Recherche, innovation, économie de la connaissance : prolonger l’effort
Il y a sans doute aujourd’hui consensus pour considérer la recherche et l’innovation comme des dossiers prioritaires : c’est le secret non seulement de la croissance et des emplois de demain, mais aussi de la place dans l’économie de la connaissance de demain. Affirmant que « la recherche française était en situation de décrochage », le candidat Sarkozy a multiplié les propositions pour redynamiser l’innovation française. Un an après, on compte quelques bonnes mesures déjà lancées, d’autres en attente de résultats…
1) Résultats pour les 24 promesses sur la recherche, l'innovation et économie de la connaissance :
- 29,2 % des promesses sont « réalisées »
- 0 % des promesses sont « altérées »
- 33,3 % des promesses sont « en cours »
Retrouvez ci-dessous le tableau des promesses .
2) Analyse
Financement et réforme de la recherche publique, généralisation du crédit d'impôt recherche, soutien aux entreprises innovantes, soutien au secteur numérique, etc. : 60 % des promesses du candidat sont engagées.

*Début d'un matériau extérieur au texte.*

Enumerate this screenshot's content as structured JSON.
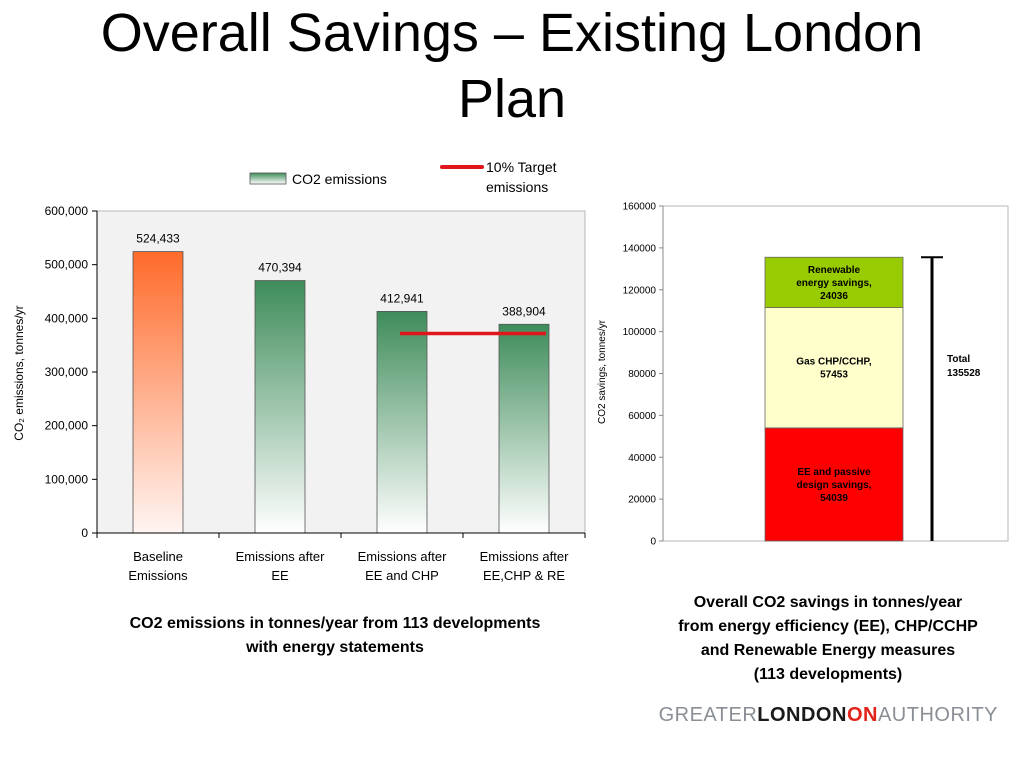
{
  "title": {
    "line1": "Overall Savings – Existing London",
    "line2": "Plan"
  },
  "chart_data": [
    {
      "type": "bar",
      "categories": [
        [
          "Baseline",
          "Emissions"
        ],
        [
          "Emissions after",
          "EE"
        ],
        [
          "Emissions after",
          "EE and CHP"
        ],
        [
          "Emissions after",
          "EE,CHP & RE"
        ]
      ],
      "series": [
        {
          "name": "CO2 emissions",
          "values": [
            524433,
            470394,
            412941,
            388904
          ]
        }
      ],
      "data_labels": [
        "524,433",
        "470,394",
        "412,941",
        "388,904"
      ],
      "yticks": [
        "0",
        "100,000",
        "200,000",
        "300,000",
        "400,000",
        "500,000",
        "600,000"
      ],
      "ylabel": "CO₂ emissions, tonnes/yr",
      "ylim": [
        0,
        600000
      ],
      "target": {
        "label": [
          "10% Target",
          "emissions"
        ],
        "value": 371700,
        "from_category": 2,
        "to_category": 3
      },
      "legend_position": "top",
      "colors": {
        "baseline_top": "#ff6a2a",
        "baseline_bottom": "#fff5f2",
        "series_top": "#3e8c5a",
        "series_bottom": "#ffffff",
        "target": "#e0161b",
        "plot_bg": "#f2f2f2"
      }
    },
    {
      "type": "bar",
      "stacked": true,
      "yticks": [
        "0",
        "20000",
        "40000",
        "60000",
        "80000",
        "100000",
        "120000",
        "140000",
        "160000"
      ],
      "ylabel": "CO2 savings, tonnes/yr",
      "ylim": [
        0,
        160000
      ],
      "segments": [
        {
          "value": 54039,
          "label": [
            "EE and passive",
            "design savings,",
            "54039"
          ],
          "color": "#ff0000"
        },
        {
          "value": 57453,
          "label": [
            "Gas CHP/CCHP,",
            "57453"
          ],
          "color": "#ffffcc"
        },
        {
          "value": 24036,
          "label": [
            "Renewable",
            "energy savings,",
            "24036"
          ],
          "color": "#99cc00"
        }
      ],
      "total": {
        "value": 135528,
        "label": [
          "Total",
          "135528"
        ]
      }
    }
  ],
  "captions": {
    "left": {
      "line1": "CO2 emissions in tonnes/year from 113 developments",
      "line2": "with energy statements"
    },
    "right": {
      "line1": "Overall CO2 savings in tonnes/year",
      "line2": "from energy efficiency (EE), CHP/CCHP",
      "line3": "and Renewable Energy measures",
      "line4": "(113 developments)"
    }
  },
  "logo": {
    "part1": "GREATER",
    "part2": "LONDON",
    "part2b": "ON",
    "part3": "AUTHORITY"
  }
}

Valérie Pécresse et Eric Besson n’ont pas le droit à l’erreur.
> Recherche : faire bouger le secteur public
La réforme du crédit d’impôt recherche, dont le dispositif a été simplifié et revalorisé, représente sans conteste la mesure phare, et bienvenue, du gouvernement en faveur de la recherche et de l’innovation. L'objectif de deux tiers du total des dépenses de recherche nationale prises en charge par le secteur privé en 2012 est à ce prix. Avec le soutien marqué du Président de la République et un budget renforcé, Valérie Pécresse a pu lancé très tôt la périlleuse réforme de la recherche universitaire et plus globalement des structures publiques, dont le CNRS et l’INSERM. Noble ambition ! Deux hypothèques pèsent sur l’avenir : les mouvements de contestations d’organisations de chercheurs (qui s’inquiètent du nouveau système de financement et pour l’autonomie scientifique des laboratoires) et, surtout, le risque de baisse des crédits.
> Numérique : transformer l’ambition en actes
Nicolas Sarkozy en avait fait un argument de campagne : « Fixer comme objectif que la prospective sur la société numérique devienne une priorité nationale et débouche sur une stratégie collective ». Pourtant, Eric Besson ne s’est vu attribué le « développement de l’économie numérique » que le 18 mars 2008, lors de la nomination du gouvernement Fillon 3. Si la mission affichée paraît ambitieuse (« proposer un plan global de développement de l’économie numérique » avant le 31 juillet 2008), il faut la mettre en œuvre sans tarder : à ce jour, 8 des 12 promesses consacrées au numérique n’ont pas encore été abordées.